Plusieurs d'entre vous l'ont souligné, ces moyens ont été considérablement diminués au cours des dernières années, voire des dernières décennies. Nous exerçons une vigilance particulière pour que ces moyens, notamment ceux consacrés aux missions de sécurité, soient préservés. Il n'est pas question de réduire les effectifs.

Monsieur Meurin, les récents feux de forêt mettent effectivement en évidence la nécessité de traiter la question du débroussaillement. Plusieurs ministres se sont exprimés à ce sujet dans l'hémicycle, et j'appuie leurs propos. Le ministre de l'agriculture M. Marc Fesneau, le ministre de la transition écologique M. Christophe Béchu et moi-même nous sommes entretenus ce matin avec des acteurs nationaux et locaux de la filière bois – ceux de la Gironde étaient en visioconférence – ainsi que des associations écologistes. Tous ont exprimé la volonté d'échanger et d'avancer sur la question, afin de mener des actions de débroussaillement concertées. Nous réfléchirons aux dispositifs.
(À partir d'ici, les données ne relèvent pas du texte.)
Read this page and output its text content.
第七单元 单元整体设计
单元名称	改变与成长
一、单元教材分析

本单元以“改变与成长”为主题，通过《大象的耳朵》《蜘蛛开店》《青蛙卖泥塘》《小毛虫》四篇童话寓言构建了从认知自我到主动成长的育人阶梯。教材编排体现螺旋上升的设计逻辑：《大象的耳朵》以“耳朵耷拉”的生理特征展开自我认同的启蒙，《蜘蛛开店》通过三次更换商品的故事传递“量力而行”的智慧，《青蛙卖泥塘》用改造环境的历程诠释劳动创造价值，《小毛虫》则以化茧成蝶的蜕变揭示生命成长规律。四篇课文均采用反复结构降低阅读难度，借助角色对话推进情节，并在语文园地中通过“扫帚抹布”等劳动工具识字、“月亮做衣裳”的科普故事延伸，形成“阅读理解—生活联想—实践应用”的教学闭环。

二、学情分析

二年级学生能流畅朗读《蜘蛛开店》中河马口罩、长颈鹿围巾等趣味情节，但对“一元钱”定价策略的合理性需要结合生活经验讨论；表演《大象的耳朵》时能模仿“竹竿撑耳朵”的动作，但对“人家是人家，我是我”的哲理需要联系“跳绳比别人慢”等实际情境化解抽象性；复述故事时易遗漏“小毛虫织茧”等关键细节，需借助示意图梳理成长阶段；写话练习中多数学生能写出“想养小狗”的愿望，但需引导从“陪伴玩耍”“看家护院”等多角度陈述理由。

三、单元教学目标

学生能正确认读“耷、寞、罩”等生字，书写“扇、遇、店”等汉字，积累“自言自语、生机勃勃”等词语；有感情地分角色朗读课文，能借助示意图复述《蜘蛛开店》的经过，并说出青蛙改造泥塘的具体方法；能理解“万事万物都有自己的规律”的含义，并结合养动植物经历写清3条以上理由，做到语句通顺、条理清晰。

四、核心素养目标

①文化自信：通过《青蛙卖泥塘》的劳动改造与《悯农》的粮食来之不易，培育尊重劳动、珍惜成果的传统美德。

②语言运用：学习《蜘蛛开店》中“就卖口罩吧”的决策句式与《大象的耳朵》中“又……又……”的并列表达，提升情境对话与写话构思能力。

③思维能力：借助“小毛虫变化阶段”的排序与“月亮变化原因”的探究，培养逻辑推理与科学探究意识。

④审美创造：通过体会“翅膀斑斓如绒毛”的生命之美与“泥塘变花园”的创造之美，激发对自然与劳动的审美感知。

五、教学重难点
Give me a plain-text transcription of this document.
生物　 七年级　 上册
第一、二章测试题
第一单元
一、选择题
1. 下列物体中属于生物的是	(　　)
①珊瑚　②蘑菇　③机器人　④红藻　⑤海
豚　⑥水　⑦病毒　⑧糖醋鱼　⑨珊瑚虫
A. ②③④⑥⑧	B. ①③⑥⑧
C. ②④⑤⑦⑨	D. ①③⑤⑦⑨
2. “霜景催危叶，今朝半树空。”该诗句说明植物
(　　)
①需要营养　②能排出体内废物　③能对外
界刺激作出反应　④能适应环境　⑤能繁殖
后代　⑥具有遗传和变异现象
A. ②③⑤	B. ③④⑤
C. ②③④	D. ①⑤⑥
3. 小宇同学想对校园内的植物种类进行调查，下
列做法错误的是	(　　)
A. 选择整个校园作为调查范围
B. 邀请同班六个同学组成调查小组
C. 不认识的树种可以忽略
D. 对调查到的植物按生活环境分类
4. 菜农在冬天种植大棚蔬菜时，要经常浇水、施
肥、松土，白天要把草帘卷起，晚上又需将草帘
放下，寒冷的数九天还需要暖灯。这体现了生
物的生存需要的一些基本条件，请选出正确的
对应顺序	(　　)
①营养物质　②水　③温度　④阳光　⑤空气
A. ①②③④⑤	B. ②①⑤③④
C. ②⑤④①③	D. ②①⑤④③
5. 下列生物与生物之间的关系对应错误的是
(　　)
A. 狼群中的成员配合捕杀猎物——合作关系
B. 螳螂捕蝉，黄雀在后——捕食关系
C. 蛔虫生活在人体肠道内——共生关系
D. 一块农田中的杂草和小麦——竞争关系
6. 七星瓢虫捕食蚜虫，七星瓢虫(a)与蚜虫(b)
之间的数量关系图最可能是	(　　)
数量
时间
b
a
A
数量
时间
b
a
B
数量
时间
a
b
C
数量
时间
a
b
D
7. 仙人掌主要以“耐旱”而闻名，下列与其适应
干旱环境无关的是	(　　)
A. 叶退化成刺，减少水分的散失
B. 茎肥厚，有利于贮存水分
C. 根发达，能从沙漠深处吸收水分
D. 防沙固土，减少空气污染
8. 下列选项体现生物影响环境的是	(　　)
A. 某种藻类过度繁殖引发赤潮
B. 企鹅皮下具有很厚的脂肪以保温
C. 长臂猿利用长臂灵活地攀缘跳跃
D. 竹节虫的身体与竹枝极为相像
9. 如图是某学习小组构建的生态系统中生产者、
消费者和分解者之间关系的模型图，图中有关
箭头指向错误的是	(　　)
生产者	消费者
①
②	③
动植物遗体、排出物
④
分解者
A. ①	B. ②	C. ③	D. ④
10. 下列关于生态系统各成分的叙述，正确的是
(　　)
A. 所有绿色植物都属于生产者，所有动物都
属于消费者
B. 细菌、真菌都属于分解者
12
En tout cas, nous ne pouvons pas en rester à la situation actuelle, à savoir l'absence de débroussaillement dans plusieurs forêts.

S'agissant de la prévention, j'ai indiqué dans mon propos liminaire que nous allions relever le budget de sensibilisation de 1 million à 1,3 million d'euros, soit une augmentation de 30 %. La prévention est insuffisante en France, et il faut désormais communiquer de manière plus intensive auprès de nos concitoyens. Je le répète, neuf feux de forêt sur dix sont d'origine humaine.

Ce matin, M. Christophe Béchu a évoqué l'idée d'un « point météo forêt », comme il existe un point météo des plages. Il importe de rappeler à nos concitoyens qu'ils ne peuvent plus partir en forêt à tout moment. Ces derniers jours, il était par exemple impossible de fréquenter certaines forêts de Gironde, en raison des fortes chaleurs ; les risques d'incendie et le danger étaient trop élevés. Avec la probable multiplication, à l'avenir, des périodes de canicule et de sécheresse, je pense que ce type de point météo serait tout sauf anecdotique.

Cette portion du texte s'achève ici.